Des signes mis sous silence

Outre l’attaque envers Ben Affleck, d’autres éléments semblent indiquer que les agissements de Weinstein étaient bien connus dans le milieu. En 2013, Seth MacFarlane devait présenter les Oscars. Durant l’annonce des nommées pour la meilleure actrice dans un second rôle, l’humoriste se permet une blague visant directement Weinstein :

Félicitation mesdames, vous cinq n’aurez plus besoin de faire comme si Harvey Weinstein vous plaisait.

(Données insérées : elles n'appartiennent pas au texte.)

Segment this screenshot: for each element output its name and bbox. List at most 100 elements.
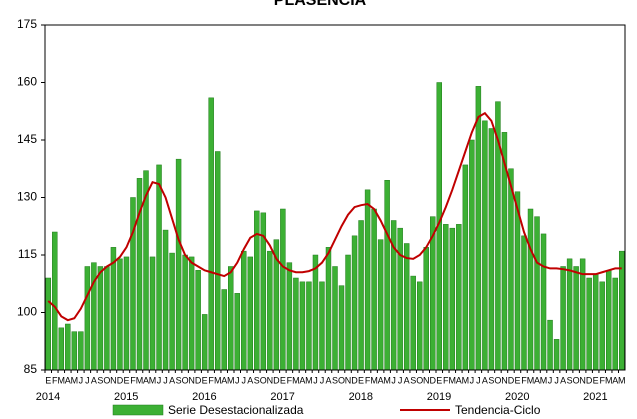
bar bbox=[488, 128, 495, 371]
x-tick-label: F bbox=[287, 375, 293, 385]
bar bbox=[351, 235, 358, 371]
bar bbox=[234, 293, 240, 371]
x-tick-label: O bbox=[103, 375, 110, 385]
bar bbox=[358, 220, 364, 371]
x-tick-label: S bbox=[97, 375, 103, 385]
x-tick-label: A bbox=[325, 375, 331, 385]
bar bbox=[534, 216, 540, 371]
bar bbox=[547, 319, 553, 371]
bar bbox=[612, 277, 618, 371]
year-label: 2015 bbox=[114, 391, 138, 403]
x-tick-label: M bbox=[227, 375, 235, 385]
x-tick-label: M bbox=[449, 375, 457, 385]
bar bbox=[97, 266, 104, 371]
bar bbox=[45, 277, 51, 371]
bar bbox=[169, 252, 175, 371]
bar bbox=[527, 208, 534, 371]
x-tick-label: M bbox=[292, 375, 300, 385]
x-tick-label: O bbox=[338, 375, 345, 385]
y-tick-label: 145 bbox=[17, 132, 37, 146]
x-tick-label: S bbox=[176, 375, 182, 385]
x-tick-label: J bbox=[242, 375, 247, 385]
x-tick-label: D bbox=[195, 375, 202, 385]
y-tick-label: 85 bbox=[24, 362, 38, 376]
y-tick-label: 130 bbox=[17, 190, 37, 204]
legend-label: Tendencia-Ciclo bbox=[455, 403, 541, 417]
x-tick-label: A bbox=[404, 375, 410, 385]
bar bbox=[267, 250, 273, 371]
bar bbox=[182, 254, 188, 371]
x-tick-label: J bbox=[391, 375, 396, 385]
plot-frame bbox=[44, 24, 626, 371]
bar bbox=[586, 277, 592, 371]
x-tick-label: N bbox=[110, 375, 117, 385]
x-tick-label: A bbox=[169, 375, 175, 385]
x-tick-label: E bbox=[202, 375, 208, 385]
x-tick-label: A bbox=[612, 375, 618, 385]
trend-line bbox=[47, 111, 622, 322]
legend-label: Serie Desestacionalizada bbox=[168, 403, 304, 417]
bar bbox=[364, 189, 371, 371]
bar bbox=[104, 266, 110, 371]
chart-title: PLASENCIA bbox=[274, 0, 367, 9]
bar bbox=[345, 254, 351, 371]
bar bbox=[299, 281, 306, 371]
y-tick-label: 160 bbox=[17, 75, 37, 89]
bar bbox=[508, 168, 514, 371]
year-label: 2021 bbox=[583, 391, 607, 403]
x-tick-label: N bbox=[267, 375, 274, 385]
bar bbox=[573, 266, 579, 371]
x-tick-label: O bbox=[494, 375, 501, 385]
x-tick-label: A bbox=[456, 375, 462, 385]
bar bbox=[130, 197, 136, 371]
bar bbox=[312, 254, 319, 371]
bar bbox=[338, 285, 345, 371]
bar bbox=[286, 262, 293, 371]
bar bbox=[221, 289, 227, 371]
x-tick-label: D bbox=[508, 375, 515, 385]
x-tick-label: O bbox=[260, 375, 267, 385]
bar bbox=[579, 258, 586, 371]
x-tick-label: F bbox=[130, 375, 136, 385]
bar bbox=[560, 266, 566, 371]
x-tick-label: F bbox=[599, 375, 605, 385]
bar bbox=[156, 164, 162, 371]
bar bbox=[599, 281, 605, 371]
bar bbox=[201, 314, 208, 371]
x-tick-label: A bbox=[221, 375, 227, 385]
x-tick-label: J bbox=[313, 375, 318, 385]
bar bbox=[293, 277, 299, 371]
x-tick-label: J bbox=[554, 375, 559, 385]
bar bbox=[52, 231, 58, 371]
bar bbox=[208, 97, 214, 371]
bar bbox=[280, 208, 286, 371]
bar bbox=[306, 281, 312, 371]
bar bbox=[553, 339, 560, 371]
x-tick-label: J bbox=[470, 375, 475, 385]
x-tick-label: A bbox=[560, 375, 566, 385]
x-tick-label: J bbox=[235, 375, 240, 385]
x-tick-label: M bbox=[605, 375, 613, 385]
bar bbox=[149, 256, 156, 371]
bar bbox=[195, 270, 201, 371]
x-tick-label: A bbox=[534, 375, 540, 385]
x-tick-label: M bbox=[462, 375, 470, 385]
x-tick-label: F bbox=[521, 375, 527, 385]
x-tick-label: S bbox=[567, 375, 573, 385]
x-tick-label: N bbox=[423, 375, 430, 385]
x-tick-label: E bbox=[358, 375, 364, 385]
x-tick-label: M bbox=[383, 375, 391, 385]
x-tick-label: O bbox=[573, 375, 580, 385]
x-tick-label: J bbox=[476, 375, 481, 385]
bar bbox=[228, 266, 234, 371]
x-tick-label: D bbox=[430, 375, 437, 385]
x-tick-label: S bbox=[254, 375, 260, 385]
x-tick-label: A bbox=[247, 375, 253, 385]
bar bbox=[332, 266, 338, 371]
x-tick-label: E bbox=[593, 375, 599, 385]
y-tick-label: 115 bbox=[18, 247, 37, 261]
year-label: 2014 bbox=[36, 391, 60, 403]
x-tick-label: J bbox=[79, 375, 84, 385]
x-tick-label: M bbox=[136, 375, 144, 385]
bar bbox=[325, 247, 332, 371]
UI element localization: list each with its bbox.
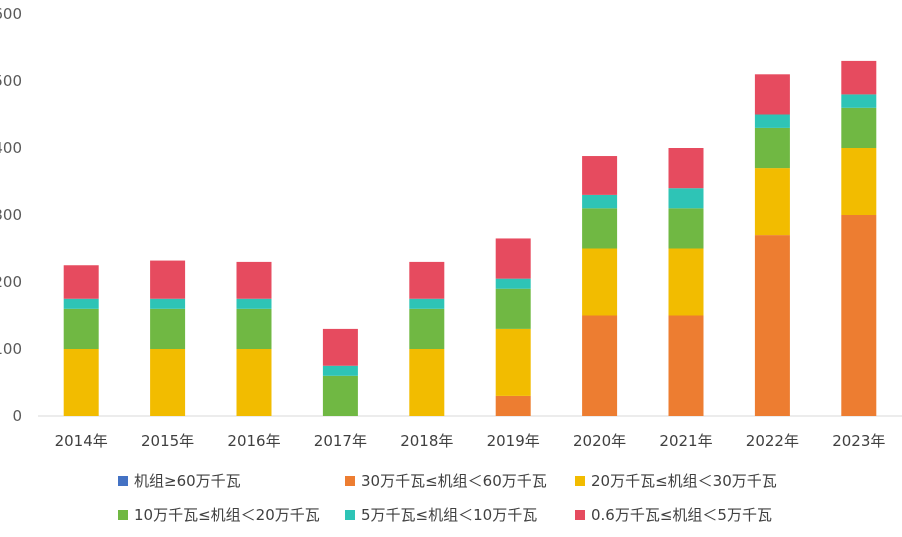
bar-segment <box>322 365 358 376</box>
bar-segment <box>236 308 272 349</box>
bar-segment <box>582 315 618 416</box>
bar-segment <box>582 194 618 209</box>
legend-label: 10万千瓦≤机组＜20万千瓦 <box>134 506 320 524</box>
x-tick-label: 2015年 <box>141 432 194 450</box>
stacked-bar-chart: 0 100 200 300 400 500 600 2014年 2015年 2016年 2017年 2… <box>0 5 902 450</box>
bar-segment <box>754 168 790 236</box>
y-tick-label: 200 <box>0 273 22 291</box>
x-tick-label: 2018年 <box>400 432 453 450</box>
bar-segment <box>754 127 790 169</box>
legend-swatch <box>345 475 355 486</box>
legend-label: 30万千瓦≤机组＜60万千瓦 <box>361 472 547 490</box>
bar-segment <box>668 148 704 189</box>
bar-segment <box>322 328 358 366</box>
bar-segment <box>150 260 186 299</box>
legend-swatch <box>118 475 128 486</box>
bar-segment <box>409 298 445 309</box>
bar-segment <box>236 261 272 299</box>
bar-segment <box>582 156 618 195</box>
bar-segment <box>841 94 877 108</box>
y-tick-label: 100 <box>0 340 22 358</box>
bar-segment <box>582 248 618 316</box>
bar-segment <box>841 148 877 215</box>
bar-segment <box>150 349 186 416</box>
bar-segment <box>63 298 99 309</box>
bar-segment <box>841 107 877 148</box>
bar-segment <box>495 328 531 396</box>
x-tick-label: 2021年 <box>659 432 712 450</box>
bar-segment <box>409 261 445 299</box>
bar-segment <box>582 208 618 249</box>
y-tick-label: 0 <box>12 407 22 425</box>
bar-segment <box>495 395 531 416</box>
bar-segment <box>409 349 445 416</box>
bar-segment <box>495 278 531 289</box>
bar-segment <box>754 235 790 416</box>
chart-legend: 机组≥60万千瓦 30万千瓦≤机组＜60万千瓦 20万千瓦≤机组＜30万千瓦 10万千… <box>0 462 902 532</box>
bar-segment <box>495 288 531 329</box>
legend-swatch <box>118 509 128 520</box>
legend-swatch <box>575 509 585 520</box>
legend-swatch <box>345 509 355 520</box>
legend-item: 10万千瓦≤机组＜20万千瓦 <box>118 504 320 525</box>
bar-segment <box>495 238 531 279</box>
bar-segment <box>668 188 704 209</box>
legend-item: 机组≥60万千瓦 <box>118 470 241 491</box>
bar-segment <box>668 315 704 416</box>
legend-item: 30万千瓦≤机组＜60万千瓦 <box>345 470 547 491</box>
legend-label: 20万千瓦≤机组＜30万千瓦 <box>591 472 777 490</box>
bar-segment <box>63 349 99 416</box>
bar-segment <box>668 208 704 249</box>
x-tick-label: 2019年 <box>487 432 540 450</box>
bar-segment <box>322 375 358 416</box>
bar-segment <box>236 298 272 309</box>
bar-segment <box>754 114 790 128</box>
x-tick-label: 2023年 <box>832 432 885 450</box>
x-tick-label: 2016年 <box>227 432 280 450</box>
bar-segment <box>409 308 445 349</box>
bar-segment <box>668 248 704 316</box>
legend-item: 0.6万千瓦≤机组＜5万千瓦 <box>575 504 772 525</box>
legend-label: 5万千瓦≤机组＜10万千瓦 <box>361 506 538 524</box>
y-tick-label: 300 <box>0 206 22 224</box>
y-tick-label: 500 <box>0 72 22 90</box>
x-tick-label: 2017年 <box>314 432 367 450</box>
x-tick-label: 2022年 <box>746 432 799 450</box>
bar-segment <box>841 215 877 416</box>
bar-segment <box>841 60 877 95</box>
x-tick-label: 2020年 <box>573 432 626 450</box>
legend-item: 20万千瓦≤机组＜30万千瓦 <box>575 470 777 491</box>
bar-segment <box>754 74 790 115</box>
legend-swatch <box>575 475 585 486</box>
bar-segment <box>150 298 186 309</box>
x-tick-label: 2014年 <box>55 432 108 450</box>
y-tick-label: 400 <box>0 139 22 157</box>
bar-segment <box>150 308 186 349</box>
bar-segment <box>63 308 99 349</box>
y-tick-label: 600 <box>0 5 22 23</box>
legend-item: 5万千瓦≤机组＜10万千瓦 <box>345 504 537 525</box>
bar-segment <box>63 265 99 299</box>
legend-label: 0.6万千瓦≤机组＜5万千瓦 <box>591 506 772 524</box>
legend-label: 机组≥60万千瓦 <box>134 472 241 490</box>
bar-segment <box>236 349 272 416</box>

Une blague qui, aujourd’hui, en connaissance des faits, apparaît des plus inquiétantes. Non pas concernant Seth MacFarlane, qui, comme il l’a expliqué dans un post, a voulu faire part de sa colère après que son amie Jessica Barth lui ait confié en 2011 les agissements de Weinstein. Mais bien concernant l’audience présente. Celle-ci s’amusant de cette blague, comme si la réputation du bonhomme était tout à fait normale.

 

On peut alors se demander comment Weinstein a pu ne pas être davantage inquiété durant tant d’années. Certainement grâce à son pouvoir et son influence comme producteur, mais pas que. Il apparaît évident que bon nombre de collaborateurs et amis de Weinstein n’ont simplement pas jugé son comportement suffisamment amoral. Et c’est peut-être à ce niveau que l’affaire Weinstein apparaît la plus choquante.

Cette affaire ne semble donc pas prête de se terminer, et toute l’industrie hollywoodienne risque d’être marquée. Les témoignages devraient se poursuivre durant les jours à venir. Espérons que de cette affaire, ressorte un changement de mentalité et que, peut-être, un jour, les femmes n’auront plus à subir de harcèlement d’hommes comme Weinstein, et pourront être considérées comme il se doit.